Once you get your first "real" job and start making a decent salary, you start having many different competing priorities for your money. Before you enter the workforce (whether being supported by your parents and/or still in school), you don't make very much money, but you also don't have as many expenses. But as your income starts going up, you also start thinking about not only upgrading your current standard of living but also saving for the future. Balancing these competing priorities is an important part of securing your financial future.
Once you start to earn a significant income, you begin to start making upgrades to your life. But in addition to possibly moving into a nicer place or buying furniture that you didn't get for free from the side of the road, it's also a perfect time to start thinking about making smart long-term financial decisions. Three of the most important long-term financial priorities are saving for retirement, buying life and disability insurance, and starting a college fund.
Another thing to keep in mind even before you start making any of these long-term investments is the importance of having an emergency fund for unexpected short-term expenses. While many experts recommend keeping three to six months of savings in an emergency fund, that may seem overwhelming if you're just starting out. One option is to start small — first, build up an emergency fund of around $1,000. That should be enough to cover most unexpected expenses. Then, you can continue increasing your emergency fund alongside other long-term financial priorities.
Most financial advisors recommend that Social Security will not provide sufficient retirement income on its own. So you'll want to make sure that you are adequately saving for your retirement. Because of the power of compound interest, the younger you are when you start to save for your retirement, the better off you will be. If you save $2,000 each year starting when you are 20 years old, you'll have $836,852 at age 67 (with an 8% annual return). But if you wait to start investing until you are 30, you'll have less than half that amount — only $374,204.
Two popular forms of saving for retirement are a 401(k) plan and an Individual Retirement Account (IRA). A 401(k) is an employer-sponsored program that you sign up for through your employer. Many employers offer a full or partial match of any funds that you contribute. If your employer offers a match, it's a smart move to at least contribute enough to get the match — that is free money. There are two forms of IRAs to be aware of as well — a traditional IRA and a Roth IRA. Consult with your financial advisor to see which one might be best for your situation.
Many people are familiar enough with their finances to start saving for their retirement in a 401(k) and/or IRA account. A smaller number of people realize how important it is to protect their financial future through life insurance and disability insurance. Buying both of these types of insurance can protect your financial future from catastrophic occurrences. Especially if you have a spouse, partner, or dependents who rely on your income, you need to make sure that their future would be secure if you were to pass away or become unable to provide.

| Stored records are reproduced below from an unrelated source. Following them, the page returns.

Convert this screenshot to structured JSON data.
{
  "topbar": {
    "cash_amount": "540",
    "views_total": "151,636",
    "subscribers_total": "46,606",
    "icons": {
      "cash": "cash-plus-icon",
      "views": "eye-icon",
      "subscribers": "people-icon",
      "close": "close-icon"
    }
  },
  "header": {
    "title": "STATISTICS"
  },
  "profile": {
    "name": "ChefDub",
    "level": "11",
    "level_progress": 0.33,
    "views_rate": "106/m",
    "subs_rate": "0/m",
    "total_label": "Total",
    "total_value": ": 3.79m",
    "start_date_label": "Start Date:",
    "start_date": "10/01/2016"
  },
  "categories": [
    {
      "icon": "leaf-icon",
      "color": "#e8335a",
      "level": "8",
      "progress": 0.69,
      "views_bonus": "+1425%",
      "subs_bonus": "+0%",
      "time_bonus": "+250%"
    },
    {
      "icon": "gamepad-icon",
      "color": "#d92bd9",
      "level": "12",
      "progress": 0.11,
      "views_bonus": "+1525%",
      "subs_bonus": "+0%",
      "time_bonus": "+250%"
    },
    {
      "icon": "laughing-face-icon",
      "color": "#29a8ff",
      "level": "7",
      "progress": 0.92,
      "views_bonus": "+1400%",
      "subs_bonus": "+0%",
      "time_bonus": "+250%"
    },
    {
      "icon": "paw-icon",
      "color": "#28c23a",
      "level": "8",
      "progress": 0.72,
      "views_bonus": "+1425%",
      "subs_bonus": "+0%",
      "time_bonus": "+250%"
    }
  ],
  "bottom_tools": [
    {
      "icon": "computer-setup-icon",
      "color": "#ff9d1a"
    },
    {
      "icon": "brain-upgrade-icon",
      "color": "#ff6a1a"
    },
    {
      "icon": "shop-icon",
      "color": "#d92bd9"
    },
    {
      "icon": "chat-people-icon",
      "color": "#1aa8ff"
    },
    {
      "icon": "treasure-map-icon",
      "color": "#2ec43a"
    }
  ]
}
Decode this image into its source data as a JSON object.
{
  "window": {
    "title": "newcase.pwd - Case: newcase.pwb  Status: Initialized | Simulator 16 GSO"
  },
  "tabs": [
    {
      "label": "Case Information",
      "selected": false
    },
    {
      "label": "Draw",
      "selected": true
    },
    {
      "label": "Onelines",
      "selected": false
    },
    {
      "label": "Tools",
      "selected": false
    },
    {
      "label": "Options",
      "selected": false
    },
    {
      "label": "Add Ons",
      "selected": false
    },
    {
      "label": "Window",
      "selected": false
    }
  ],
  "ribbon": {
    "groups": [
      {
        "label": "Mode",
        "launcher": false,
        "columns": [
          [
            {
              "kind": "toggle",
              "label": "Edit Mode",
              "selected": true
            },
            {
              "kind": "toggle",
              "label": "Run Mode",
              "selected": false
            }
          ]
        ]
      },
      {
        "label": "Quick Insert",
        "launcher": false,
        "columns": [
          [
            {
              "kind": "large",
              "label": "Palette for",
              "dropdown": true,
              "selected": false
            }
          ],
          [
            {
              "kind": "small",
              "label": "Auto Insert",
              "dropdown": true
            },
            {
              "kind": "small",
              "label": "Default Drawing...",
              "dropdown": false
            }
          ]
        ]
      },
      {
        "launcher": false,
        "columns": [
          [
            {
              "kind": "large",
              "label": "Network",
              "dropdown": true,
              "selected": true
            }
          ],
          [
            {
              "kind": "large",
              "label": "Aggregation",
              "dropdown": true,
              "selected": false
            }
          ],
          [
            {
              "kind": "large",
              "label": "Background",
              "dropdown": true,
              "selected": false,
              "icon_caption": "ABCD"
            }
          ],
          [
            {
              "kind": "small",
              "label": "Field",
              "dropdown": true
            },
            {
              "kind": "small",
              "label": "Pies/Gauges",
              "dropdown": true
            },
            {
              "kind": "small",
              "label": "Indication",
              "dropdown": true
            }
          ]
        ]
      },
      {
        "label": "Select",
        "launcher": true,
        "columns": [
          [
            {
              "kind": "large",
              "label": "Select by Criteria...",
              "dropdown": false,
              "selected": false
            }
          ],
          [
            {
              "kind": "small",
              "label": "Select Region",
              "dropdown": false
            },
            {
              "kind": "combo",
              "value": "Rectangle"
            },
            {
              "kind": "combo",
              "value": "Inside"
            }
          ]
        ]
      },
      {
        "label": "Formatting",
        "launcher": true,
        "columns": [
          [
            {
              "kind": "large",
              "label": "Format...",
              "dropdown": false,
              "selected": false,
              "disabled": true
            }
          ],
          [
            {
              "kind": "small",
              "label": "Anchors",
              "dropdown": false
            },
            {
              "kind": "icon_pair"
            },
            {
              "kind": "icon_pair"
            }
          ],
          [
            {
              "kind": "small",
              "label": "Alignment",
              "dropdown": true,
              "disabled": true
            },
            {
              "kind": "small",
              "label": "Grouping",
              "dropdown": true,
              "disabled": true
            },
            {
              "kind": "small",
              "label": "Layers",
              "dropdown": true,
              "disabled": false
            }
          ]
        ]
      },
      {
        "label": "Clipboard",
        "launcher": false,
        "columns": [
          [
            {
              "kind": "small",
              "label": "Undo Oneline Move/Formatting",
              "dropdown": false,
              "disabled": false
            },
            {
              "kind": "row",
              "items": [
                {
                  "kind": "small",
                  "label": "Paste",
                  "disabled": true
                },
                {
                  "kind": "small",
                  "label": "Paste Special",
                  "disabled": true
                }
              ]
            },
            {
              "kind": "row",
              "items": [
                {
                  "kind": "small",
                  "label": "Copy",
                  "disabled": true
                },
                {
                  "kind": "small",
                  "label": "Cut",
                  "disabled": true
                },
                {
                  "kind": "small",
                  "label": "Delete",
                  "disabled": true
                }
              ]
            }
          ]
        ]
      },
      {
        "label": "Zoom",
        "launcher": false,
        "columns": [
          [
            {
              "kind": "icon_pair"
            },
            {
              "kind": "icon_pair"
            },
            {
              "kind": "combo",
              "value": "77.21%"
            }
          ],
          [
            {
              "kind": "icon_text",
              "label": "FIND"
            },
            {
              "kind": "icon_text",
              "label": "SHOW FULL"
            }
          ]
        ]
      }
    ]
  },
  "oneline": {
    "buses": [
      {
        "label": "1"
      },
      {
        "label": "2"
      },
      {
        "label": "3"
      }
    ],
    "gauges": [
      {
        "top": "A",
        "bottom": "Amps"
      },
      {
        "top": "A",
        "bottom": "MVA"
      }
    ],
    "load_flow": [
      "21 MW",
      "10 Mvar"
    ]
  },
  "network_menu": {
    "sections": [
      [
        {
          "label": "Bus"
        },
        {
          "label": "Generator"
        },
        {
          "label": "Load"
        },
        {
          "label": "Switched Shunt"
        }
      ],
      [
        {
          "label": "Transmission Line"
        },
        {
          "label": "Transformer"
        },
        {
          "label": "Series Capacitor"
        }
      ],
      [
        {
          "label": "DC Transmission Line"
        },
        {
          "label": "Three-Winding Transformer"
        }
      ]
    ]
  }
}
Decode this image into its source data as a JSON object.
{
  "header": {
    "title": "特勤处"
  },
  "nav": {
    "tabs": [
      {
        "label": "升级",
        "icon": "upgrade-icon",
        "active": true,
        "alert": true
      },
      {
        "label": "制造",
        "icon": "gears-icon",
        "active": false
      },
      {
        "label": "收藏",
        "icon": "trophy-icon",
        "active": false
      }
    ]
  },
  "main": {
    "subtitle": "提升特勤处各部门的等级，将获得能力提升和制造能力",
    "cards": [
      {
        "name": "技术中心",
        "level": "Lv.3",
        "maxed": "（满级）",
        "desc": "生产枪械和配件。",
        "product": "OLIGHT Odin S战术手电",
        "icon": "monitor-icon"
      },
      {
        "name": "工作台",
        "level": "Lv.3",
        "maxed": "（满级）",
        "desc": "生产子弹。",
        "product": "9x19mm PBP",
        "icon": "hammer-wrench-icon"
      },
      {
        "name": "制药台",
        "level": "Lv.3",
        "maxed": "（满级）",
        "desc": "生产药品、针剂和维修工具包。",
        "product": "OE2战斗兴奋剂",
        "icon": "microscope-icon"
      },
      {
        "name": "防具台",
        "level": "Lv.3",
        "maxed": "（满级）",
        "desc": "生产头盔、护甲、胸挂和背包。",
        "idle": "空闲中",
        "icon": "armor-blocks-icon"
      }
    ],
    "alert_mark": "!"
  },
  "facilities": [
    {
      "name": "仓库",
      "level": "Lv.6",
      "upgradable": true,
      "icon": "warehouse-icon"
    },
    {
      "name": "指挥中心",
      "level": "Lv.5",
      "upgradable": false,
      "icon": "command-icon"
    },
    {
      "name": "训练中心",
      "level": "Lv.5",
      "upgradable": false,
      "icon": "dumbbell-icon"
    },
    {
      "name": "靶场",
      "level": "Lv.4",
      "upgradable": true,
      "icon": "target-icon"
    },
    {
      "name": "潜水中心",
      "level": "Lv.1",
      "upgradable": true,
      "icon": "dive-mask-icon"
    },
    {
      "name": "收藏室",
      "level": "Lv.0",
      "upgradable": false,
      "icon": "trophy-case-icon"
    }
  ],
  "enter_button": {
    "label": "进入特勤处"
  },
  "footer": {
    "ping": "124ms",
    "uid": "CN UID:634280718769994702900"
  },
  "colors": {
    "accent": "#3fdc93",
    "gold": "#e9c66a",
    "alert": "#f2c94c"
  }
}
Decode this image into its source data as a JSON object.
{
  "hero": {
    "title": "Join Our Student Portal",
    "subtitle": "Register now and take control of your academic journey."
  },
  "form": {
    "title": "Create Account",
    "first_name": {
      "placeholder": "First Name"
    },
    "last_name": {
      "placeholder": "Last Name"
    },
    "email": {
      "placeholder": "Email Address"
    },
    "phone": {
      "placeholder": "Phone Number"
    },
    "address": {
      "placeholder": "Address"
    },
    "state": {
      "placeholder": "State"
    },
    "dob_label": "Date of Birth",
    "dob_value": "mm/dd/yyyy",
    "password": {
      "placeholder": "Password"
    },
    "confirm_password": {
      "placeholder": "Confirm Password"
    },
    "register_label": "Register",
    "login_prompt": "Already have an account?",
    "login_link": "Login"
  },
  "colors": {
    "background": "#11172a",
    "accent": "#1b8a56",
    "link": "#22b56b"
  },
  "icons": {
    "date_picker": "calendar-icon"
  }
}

It's not just life insurance that you'll want to consider — disability insurance is also crucial to protecting your financial future. 25% of people will be unable to work at some point in their career due to illness or injury — if that were to happen to you, how long would your short-term savings last before you had to start dipping into your retirement? Making sure that you have sufficient disability insurance in case you're unable to work is an essential part of any financial strategy.
If you have children or are planning to have children, you'll also want to start thinking about if or how you will provide for their higher education expenses. Historically, the cost of college (including tuition, room and board, books, and other expenses) has outpaced inflation, so you'll want to make sure you have a plan to pay for these expenses. Two popular ways to save for higher-education expenses are 529 plans and Coverdell Education Savings Accounts (ESAs).
If you aren't planning to have kids, then of course it may not make sense to save anything for future higher education expenses. Still, you may want to balance your investments to allow for flexibility should your situation change. In any case, it's generally a good idea to prioritize saving for your own retirement higher than paying for your kids' college. That is because there are grants, loans, and scholarships available to help pay for college, while there is not much available (other than Social Security) to help pay for your retirement if you've spent all your money paying for your children's college expenses.
There's a bit of an art to balancing how you allocate your long-term investments. After funding at least a basic emergency fund, you'll want to start putting money towards saving for retirement, covering higher education expenses, and buying insurance to protect yourself. The right balance between these items will depend on your unique financial situation, so be sure to talk it over with those that are closest to you.